Rivlin to Malta’s President: Israelis, Palestinians to stay in this land

Knowing that Malta has a relatively long and close relationship with the Palestinians, Rivlin asked President Preca several times to impress upon the Palestinians that Israel is here to stay.

President Rivlin with President Marie-Louise Coleiro Preca of Malta  (photo credit: Mark Neiman/GPO)
President Rivlin with President Marie-Louise Coleiro Preca of Malta
(photo credit: Mark Neiman/GPO)
Prior to the expiration of her term in April, Malta’s President Marie-Louise Coleiro Preca led a delegation this week to Israel and the Palestinian Authority. The main purpose of her visit was to enhance cooperation and collaboration at all levels, but primarily people to people relations, an ambition lauded by President Reuven Rivlin with whom she met on Wednesday.
The two presidents concurred that as significant as political and diplomatic relations may be, people to people and market to market contacts are far more important.
Knowing that Malta has a relatively long and close relationship with the Palestinians, Rivlin – several times during their frank and almost emotional conversation – asked Coleiro Preca several times to impress upon the Palestinians that Israel is here to stay.
In recent meetings with foreign leaders, Rivlin has consistently referred to the Palestinians as “our neighbors and cousins” and did so again on Wednesday, occasionally reversing the order.
The international community has to understand “that all of us are living here and none of us will leave the fatherland,” Rivlin told his Maltese counterpart.
Referring specifically to the Palestinians and citing the Bible and history, Rivlin said: “They have to understand that we have returned to the fatherland. We came because everyone told us to go back to our home,” he continued, alluding to centuries of prejudice against the Jewish people in the many lands of their dispersion.
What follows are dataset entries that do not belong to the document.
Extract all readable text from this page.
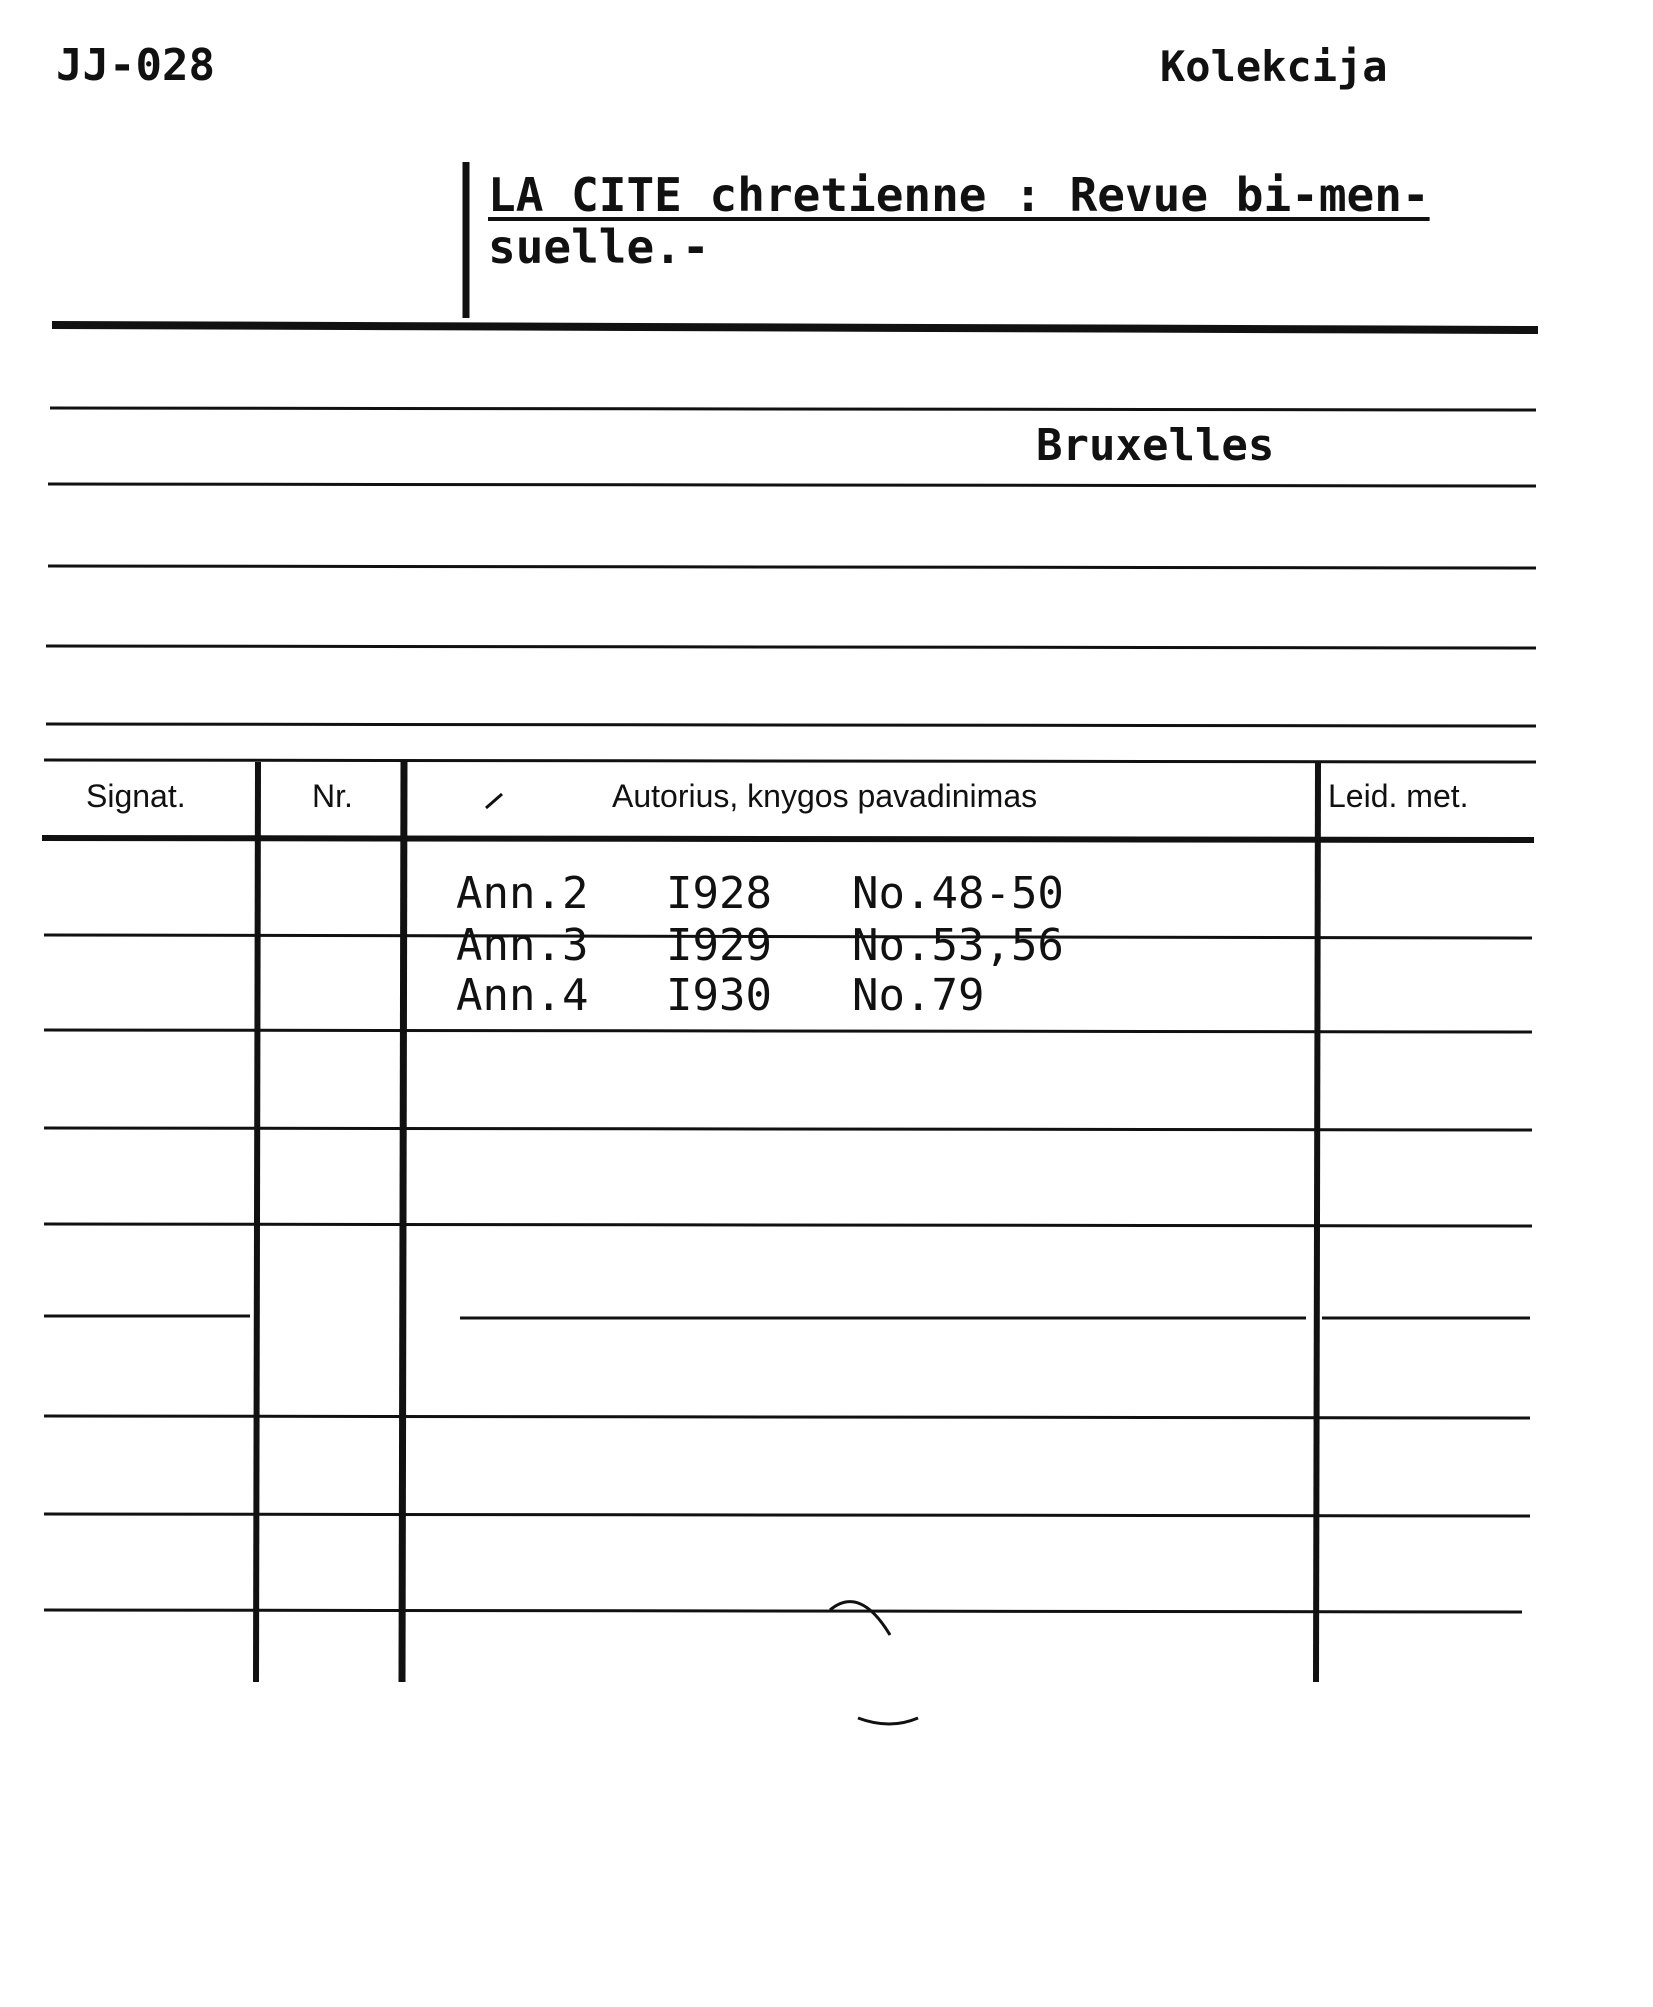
JJ-028	Kolekcija
LA CITE chretienne : Revue bi-men-
suelle.-
Bruxelles
Signat.	Nr.	Autorius, knygos pavadinimas	Leid. met.
Ann.2 I928 No.48-50
Ann.3 I929 No.53,56
Ann.4 I930 No.79
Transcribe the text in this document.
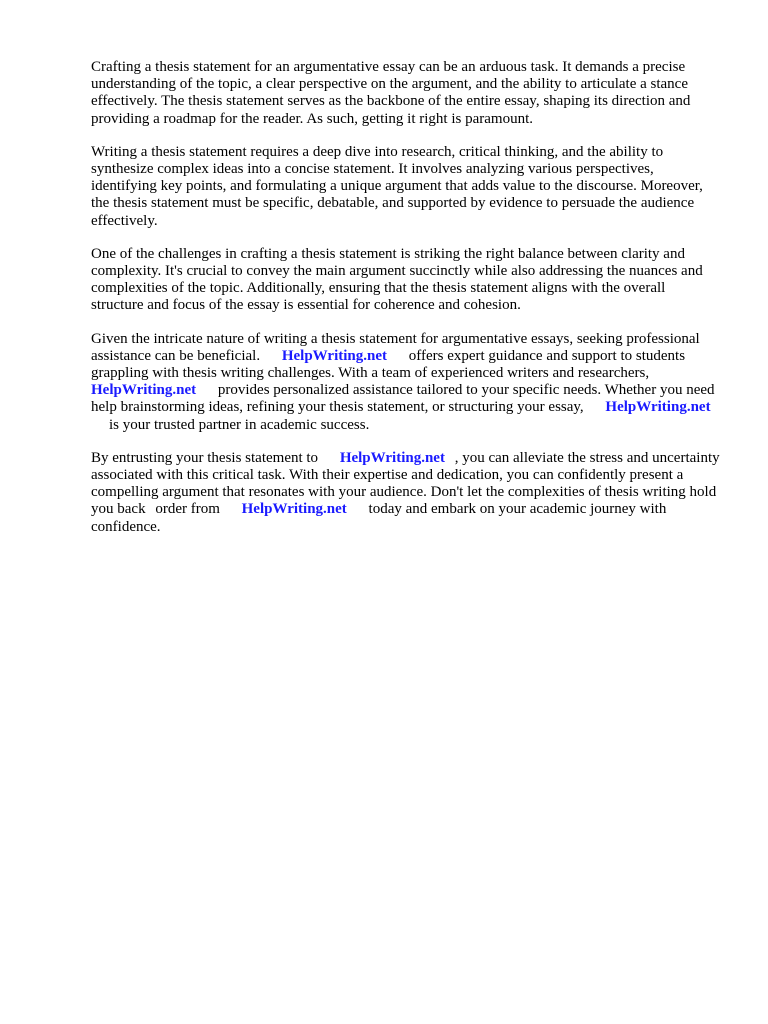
Crafting a thesis statement for an argumentative essay can be an arduous task. It demands a precise understanding of the topic, a clear perspective on the argument, and the ability to articulate a stance effectively. The thesis statement serves as the backbone of the entire essay, shaping its direction and providing a roadmap for the reader. As such, getting it right is paramount.

Writing a thesis statement requires a deep dive into research, critical thinking, and the ability to synthesize complex ideas into a concise statement. It involves analyzing various perspectives, identifying key points, and formulating a unique argument that adds value to the discourse. Moreover, the thesis statement must be specific, debatable, and supported by evidence to persuade the audience effectively.

One of the challenges in crafting a thesis statement is striking the right balance between clarity and complexity. It's crucial to convey the main argument succinctly while also addressing the nuances and complexities of the topic. Additionally, ensuring that the thesis statement aligns with the overall structure and focus of the essay is essential for coherence and cohesion.

Given the intricate nature of writing a thesis statement for argumentative essays, seeking professional assistance can be beneficial. HelpWriting.net offers expert guidance and support to students grappling with thesis writing challenges. With a team of experienced writers and researchers, HelpWriting.net provides personalized assistance tailored to your specific needs. Whether you need help brainstorming ideas, refining your thesis statement, or structuring your essay, HelpWriting.net is your trusted partner in academic success.

By entrusting your thesis statement to HelpWriting.net , you can alleviate the stress and uncertainty associated with this critical task. With their expertise and dedication, you can confidently present a compelling argument that resonates with your audience. Don't let the complexities of thesis writing hold you back order from HelpWriting.net today and embark on your academic journey with confidence.
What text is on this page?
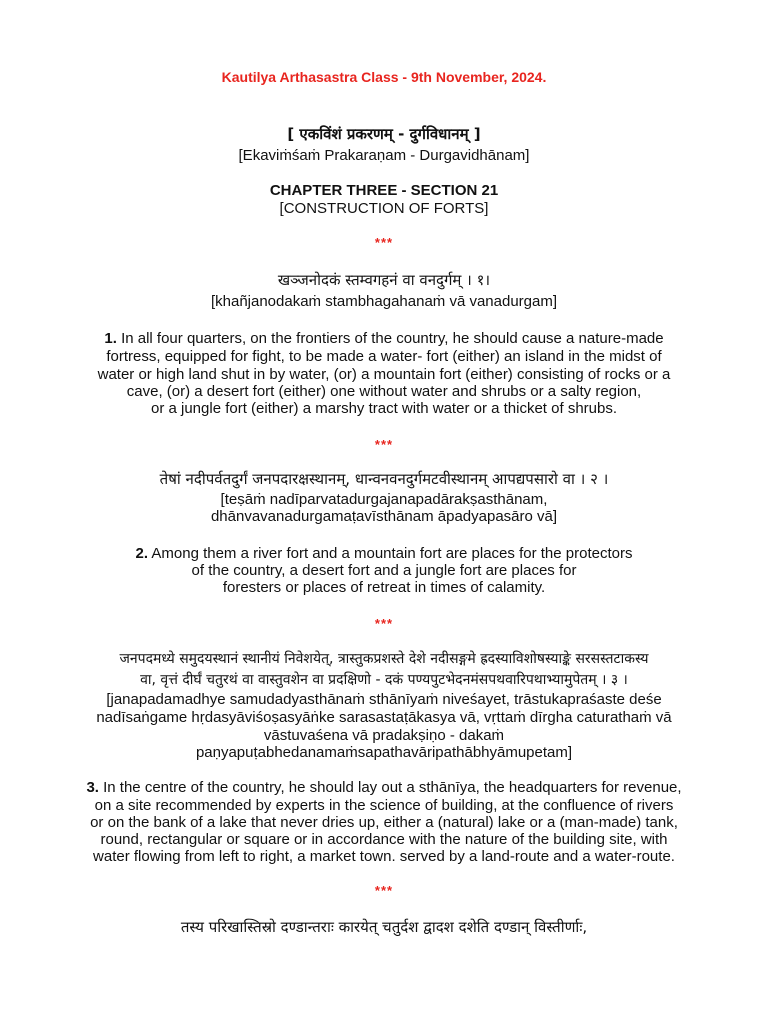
Kautilya Arthasastra Class - 9th November, 2024.
[ एकविंशं प्रकरणम् - दुर्गविधानम् ]
[Ekaviṁśaṁ Prakaraṇam - Durgavidhānam]
CHAPTER THREE - SECTION 21
[CONSTRUCTION OF FORTS]
***
खञ्जनोदकं स्तम्वगहनं वा वनदुर्गम् । १।
[khañjanodakaṁ stambhagahanaṁ vā vanadurgam]
1. In all four quarters, on the frontiers of the country, he should cause a nature-made
fortress, equipped for fight, to be made a water- fort (either) an island in the midst of
water or high land shut in by water, (or) a mountain fort (either) consisting of rocks or a
cave, (or) a desert fort (either) one without water and shrubs or a salty region,
or a jungle fort (either) a marshy tract with water or a thicket of shrubs.
***
तेषां नदीपर्वतदुर्गं जनपदारक्षस्थानम्, धान्वनवनदुर्गमटवीस्थानम् आपद्यपसारो वा । २ ।
[teṣāṁ nadīparvatadurgajanapadārakṣasthānam,
dhānvavanadurgamaṭavīsthānam āpadyapasāro vā]
2. Among them a river fort and a mountain fort are places for the protectors
of the country, a desert fort and a jungle fort are places for
foresters or places of retreat in times of calamity.
***
जनपदमध्ये समुदयस्थानं स्थानीयं निवेशयेत्, त्रास्तुकप्रशस्ते देशे नदीसङ्गमे ह्रदस्याविशोषस्याङ्के सरसस्तटाकस्य
वा, वृत्तं दीर्घं चतुरथं वा वास्तुवशेन वा प्रदक्षिणो - दकं पण्यपुटभेदनमंसपथवारिपथाभ्यामुपेतम् । ३ ।
[janapadamadhye samudadyasthānaṁ sthānīyaṁ niveśayet, trāstukapraśaste deśe
nadīsaṅgame hṛdasyāviśoṣasyāṅke sarasastaṭākasya vā, vṛttaṁ dīrgha caturathaṁ vā
vāstuvaśena vā pradakṣiṇo - dakaṁ
paṇyapuṭabhedanamaṁsapathavāripathābhyāmupetam]
3. In the centre of the country, he should lay out a sthānīya, the headquarters for revenue,
on a site recommended by experts in the science of building, at the confluence of rivers
or on the bank of a lake that never dries up, either a (natural) lake or a (man-made) tank,
round, rectangular or square or in accordance with the nature of the building site, with
water flowing from left to right, a market town. served by a land-route and a water-route.
***
तस्य परिखास्तिस्रो दण्डान्तराः कारयेत् चतुर्दश द्वादश दशेति दण्डान् विस्तीर्णाः,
 He said that when his ancestors came to the Holy Land more than 200 years ago, they had sought to live in harmony with “our cousins and neighbors.”
In stressing the Biblical and historic rights of the Jewish people to return to their ancestral homeland, Rivlin, as he has done many times before, insisted that Israel is not compensation for what happened to the Jewish People during the Holocaust. “It is what the Jewish people dreamed of for 2,000 years,” he declared.
The president explained that Israel and the Palestinians cannot settle their differences until they build confidence in each other. “We can have a joint economy and joint security,” he said, adding “we don’t press them and they can’t press us. You have to tell them that Israel is not only strong from a military point of view – Israel is a fact, and they have to accept reality and look forward.”
Expanding on the people to people aspect of the conversation, Coleiro Preca said that when people come together, issues of understanding and respect can materialize.
The two presidents discussed the migrant refugee problem which is besetting the world – and the resultant terrorism that some migrants bring with them – and Coleiro Preca stated that people in the international community must stand together and be united on these issues.
She thought it was a pity that “beautiful regions like the Mediterranean and the Middle East are always in the news for the wrong reasons. When people start understanding each other, there’s much more room for harmony.”
It pained her that 70 years after the United Nations Universal Declaration of Human Rights, “there are still so many divisions and abuses.”
Looking from her hotel window in Jerusalem, she said, she could see the roof tops of synagogues, mosques and churches which she interpreted as “a statement of harmony.”
One of the reasons that she and her delegation came to Israel, said Coleiro Preca, was to meet the business community for the purpose of further collaboration.
More than a hundred Israeli business enterprises are registered in Malta.
She also took the opportunity to meet with El Al executives to see if there could be some form of cooperation with Maltese Airline companies.
“We need to engage on as many levels as possible and with as many institutions as possible,” she said.
One area in which a collaboration agreement was signed during the visit was in the field of health.
It was signed by Israel’s Deputy Minister of Health Yaakov Litzman and Malta’s Minister for Health Chris Fearne, who said that Malta is particularly interested in Israel’s oncology research.